Even 10 days after unprecedented rains and landslides ravaged the state's most fragile and eco-sensitive Kinnaur district, normal life is yet to return to normalcy.
The flash floods have killed 20 people, displaced hundreds and damaged more than 300 houses.
The disaster has exposed the poor disaster response -- rescue, relief distribution, rehabilitation and reconstruction of affected areas, said an official involved in rescue and rehabilitation operations.
There was no early warning system. Worse, there was total chaos in taking post-disaster initiatives, officials said.
"The entire road and communication network has been wiped out in just two days (June 16-18). Over 1,200 tourists holidaying in the district remained stranded for days. Nobody was there to help them out," admitted an official who didn't wish to be identified.
Official sources said some 200 people, mainly locals, were awaiting helicopters to rescue them.
Several shortcomings surfaced during the crisis.
"There was total lack of coordination among agencies involved in relief and rescue operations. No nodal officer was appointed at the state level to coordinate and monitor the operations," said an official.

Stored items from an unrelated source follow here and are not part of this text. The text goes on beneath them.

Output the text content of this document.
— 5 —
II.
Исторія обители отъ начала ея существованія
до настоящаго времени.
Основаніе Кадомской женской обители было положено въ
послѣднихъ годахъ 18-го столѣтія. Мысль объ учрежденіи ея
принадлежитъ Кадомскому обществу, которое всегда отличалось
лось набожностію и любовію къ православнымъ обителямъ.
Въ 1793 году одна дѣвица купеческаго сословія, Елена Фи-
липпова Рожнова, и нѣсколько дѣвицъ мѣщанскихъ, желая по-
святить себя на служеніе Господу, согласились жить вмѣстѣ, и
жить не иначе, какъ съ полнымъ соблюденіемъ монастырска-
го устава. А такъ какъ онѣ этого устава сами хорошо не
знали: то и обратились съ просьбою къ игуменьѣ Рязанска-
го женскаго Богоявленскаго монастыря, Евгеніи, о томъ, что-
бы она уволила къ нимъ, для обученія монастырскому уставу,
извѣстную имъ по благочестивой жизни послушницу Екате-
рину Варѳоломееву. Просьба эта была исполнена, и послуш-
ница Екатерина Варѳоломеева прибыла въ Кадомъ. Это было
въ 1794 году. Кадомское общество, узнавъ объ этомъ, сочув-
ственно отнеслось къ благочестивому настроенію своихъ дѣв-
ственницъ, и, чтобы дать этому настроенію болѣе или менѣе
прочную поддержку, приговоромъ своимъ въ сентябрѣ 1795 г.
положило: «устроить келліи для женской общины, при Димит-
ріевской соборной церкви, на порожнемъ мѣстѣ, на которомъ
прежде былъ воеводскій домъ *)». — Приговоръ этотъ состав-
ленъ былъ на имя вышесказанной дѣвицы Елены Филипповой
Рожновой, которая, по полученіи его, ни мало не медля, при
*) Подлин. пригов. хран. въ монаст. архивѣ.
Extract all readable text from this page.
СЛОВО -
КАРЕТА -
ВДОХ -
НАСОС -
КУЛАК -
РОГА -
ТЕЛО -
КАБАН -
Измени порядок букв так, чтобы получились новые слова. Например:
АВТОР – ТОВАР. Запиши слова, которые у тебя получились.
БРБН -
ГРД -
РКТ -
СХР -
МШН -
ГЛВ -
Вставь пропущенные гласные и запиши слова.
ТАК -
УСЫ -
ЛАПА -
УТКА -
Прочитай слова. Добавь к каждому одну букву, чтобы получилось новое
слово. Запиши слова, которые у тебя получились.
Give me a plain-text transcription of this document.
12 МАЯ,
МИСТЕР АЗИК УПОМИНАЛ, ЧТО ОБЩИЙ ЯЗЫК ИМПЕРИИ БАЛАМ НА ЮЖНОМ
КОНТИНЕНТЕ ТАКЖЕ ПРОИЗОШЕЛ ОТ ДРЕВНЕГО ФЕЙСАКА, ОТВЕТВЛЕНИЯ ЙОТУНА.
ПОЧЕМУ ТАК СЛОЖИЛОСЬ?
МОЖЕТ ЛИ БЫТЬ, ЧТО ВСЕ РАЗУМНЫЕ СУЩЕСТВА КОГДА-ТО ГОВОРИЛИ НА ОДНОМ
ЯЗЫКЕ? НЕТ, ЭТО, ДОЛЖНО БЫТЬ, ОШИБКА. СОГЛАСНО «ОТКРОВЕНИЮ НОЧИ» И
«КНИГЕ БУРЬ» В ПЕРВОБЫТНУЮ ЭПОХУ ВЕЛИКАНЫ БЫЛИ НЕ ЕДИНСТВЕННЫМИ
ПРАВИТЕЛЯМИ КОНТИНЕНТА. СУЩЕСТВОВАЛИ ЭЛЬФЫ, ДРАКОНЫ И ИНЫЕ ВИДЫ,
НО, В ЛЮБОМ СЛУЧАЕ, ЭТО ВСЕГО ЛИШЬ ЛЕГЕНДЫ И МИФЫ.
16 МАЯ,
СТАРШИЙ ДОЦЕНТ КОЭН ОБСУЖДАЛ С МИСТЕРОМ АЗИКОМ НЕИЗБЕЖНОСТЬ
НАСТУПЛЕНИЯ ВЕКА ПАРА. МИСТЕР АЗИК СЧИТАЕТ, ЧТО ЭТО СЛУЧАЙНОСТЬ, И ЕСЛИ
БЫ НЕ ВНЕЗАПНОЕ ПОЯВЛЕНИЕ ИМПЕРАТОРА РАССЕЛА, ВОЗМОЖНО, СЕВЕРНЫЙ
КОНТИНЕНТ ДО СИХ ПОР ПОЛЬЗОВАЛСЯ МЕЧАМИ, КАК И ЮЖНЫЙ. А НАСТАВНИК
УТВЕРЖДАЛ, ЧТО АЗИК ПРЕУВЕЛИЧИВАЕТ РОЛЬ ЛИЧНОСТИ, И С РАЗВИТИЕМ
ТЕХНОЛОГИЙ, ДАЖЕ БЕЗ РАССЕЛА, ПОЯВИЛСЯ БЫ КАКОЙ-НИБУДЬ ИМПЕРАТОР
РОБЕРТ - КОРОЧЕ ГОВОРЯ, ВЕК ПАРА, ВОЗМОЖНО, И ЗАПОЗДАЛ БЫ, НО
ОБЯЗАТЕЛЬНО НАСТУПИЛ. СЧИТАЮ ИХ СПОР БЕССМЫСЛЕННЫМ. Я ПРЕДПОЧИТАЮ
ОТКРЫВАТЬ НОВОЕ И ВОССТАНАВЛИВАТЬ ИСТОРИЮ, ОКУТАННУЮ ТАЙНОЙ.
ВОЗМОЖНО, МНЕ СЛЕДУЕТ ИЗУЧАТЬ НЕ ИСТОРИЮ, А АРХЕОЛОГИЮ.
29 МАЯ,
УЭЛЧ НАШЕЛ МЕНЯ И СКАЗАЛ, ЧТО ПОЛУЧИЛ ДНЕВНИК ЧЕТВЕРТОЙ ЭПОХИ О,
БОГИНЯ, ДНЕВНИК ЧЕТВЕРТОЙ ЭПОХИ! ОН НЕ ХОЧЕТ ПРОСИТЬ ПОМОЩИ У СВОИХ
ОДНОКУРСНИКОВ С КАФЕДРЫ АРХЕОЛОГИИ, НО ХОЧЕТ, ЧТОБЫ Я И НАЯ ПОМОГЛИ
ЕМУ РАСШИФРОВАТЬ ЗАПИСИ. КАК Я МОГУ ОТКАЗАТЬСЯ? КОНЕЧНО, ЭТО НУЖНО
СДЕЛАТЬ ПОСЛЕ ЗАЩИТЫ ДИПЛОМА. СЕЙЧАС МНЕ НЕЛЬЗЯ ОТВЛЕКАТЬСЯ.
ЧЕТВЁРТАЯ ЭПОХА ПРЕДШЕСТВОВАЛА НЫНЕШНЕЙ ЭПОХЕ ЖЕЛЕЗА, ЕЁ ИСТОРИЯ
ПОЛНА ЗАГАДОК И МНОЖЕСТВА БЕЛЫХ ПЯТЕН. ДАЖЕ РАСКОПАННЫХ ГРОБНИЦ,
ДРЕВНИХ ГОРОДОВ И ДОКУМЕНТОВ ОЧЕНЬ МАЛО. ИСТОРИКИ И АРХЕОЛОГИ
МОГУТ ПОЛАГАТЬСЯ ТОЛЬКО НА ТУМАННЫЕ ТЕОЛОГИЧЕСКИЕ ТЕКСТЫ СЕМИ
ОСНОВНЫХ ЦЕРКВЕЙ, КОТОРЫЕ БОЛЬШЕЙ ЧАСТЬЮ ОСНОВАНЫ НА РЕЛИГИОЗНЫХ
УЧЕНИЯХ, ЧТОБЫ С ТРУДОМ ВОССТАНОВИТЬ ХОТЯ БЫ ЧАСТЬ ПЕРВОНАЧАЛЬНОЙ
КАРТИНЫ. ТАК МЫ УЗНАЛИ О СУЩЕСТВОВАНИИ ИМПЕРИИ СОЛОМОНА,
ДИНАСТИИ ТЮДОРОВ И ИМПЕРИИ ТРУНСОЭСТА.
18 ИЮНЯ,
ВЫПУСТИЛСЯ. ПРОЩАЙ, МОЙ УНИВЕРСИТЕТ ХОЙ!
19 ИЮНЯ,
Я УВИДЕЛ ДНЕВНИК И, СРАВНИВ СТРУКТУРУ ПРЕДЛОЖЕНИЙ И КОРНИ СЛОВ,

Second, he said, there was no mechanism for reaching out to the affected people in the shortest possible time.
Third, no helpline service was set up to provide information regarding post-disaster actions.
Fourth, no senior official in the state headquarters was assigned to brief the media about day-to-day rescue and relief efforts.
"The state has no special chopper to handle emergency. The chief minister's official chopper was deployed for airlifting the tourists. It (wasn't used for flood relief) twice during the rescue operation -- once when the chief minister used it to visit the rain-hit areas and then when it was used for election duty (June 22)," said the official.
Tourists are bitter.
"For the first three days, the administration was not in contact with us. Several people desperately attempted trekking routes by abandoning their vehicles behind," Sanjay Kapila, a tourist from Chandigarh who was caught up at Sangla, told IANS.
He said the tourists were informed that government choppers would ferry them only on the fourth day of the disaster.
"Finally, we (Kapila's family) were airlifted on the seventh day (June 23)," he added.
More than 500 tourists from West Bengal remained stuck in the picturesque Sangla Valley, some 275 km from the state capital Shimla.
Most were airlifted after five or seven days.
Shimla Doordarshan news editor Nandini Mital, who the Indian Air Force (IAF) rescued after four days, complained that no relief and rescue team or the National Disaster Management Authority reached Pooh.
"Every morning we were told to reach the helipad. Every day we were told to come the next day," she said.
Former chief minister Prem Kumar Dhumal flayed the government chief minister for delay in relief operations.
The hills of Himachal Pradesh, especially in Kullu, Shimla and Kinnaur districts, are more prone to natural disaster like flash floods, cloudbursts and landslides.
Official data show more than 1,000 people have been killed in flash floods in the state in the past 15 years.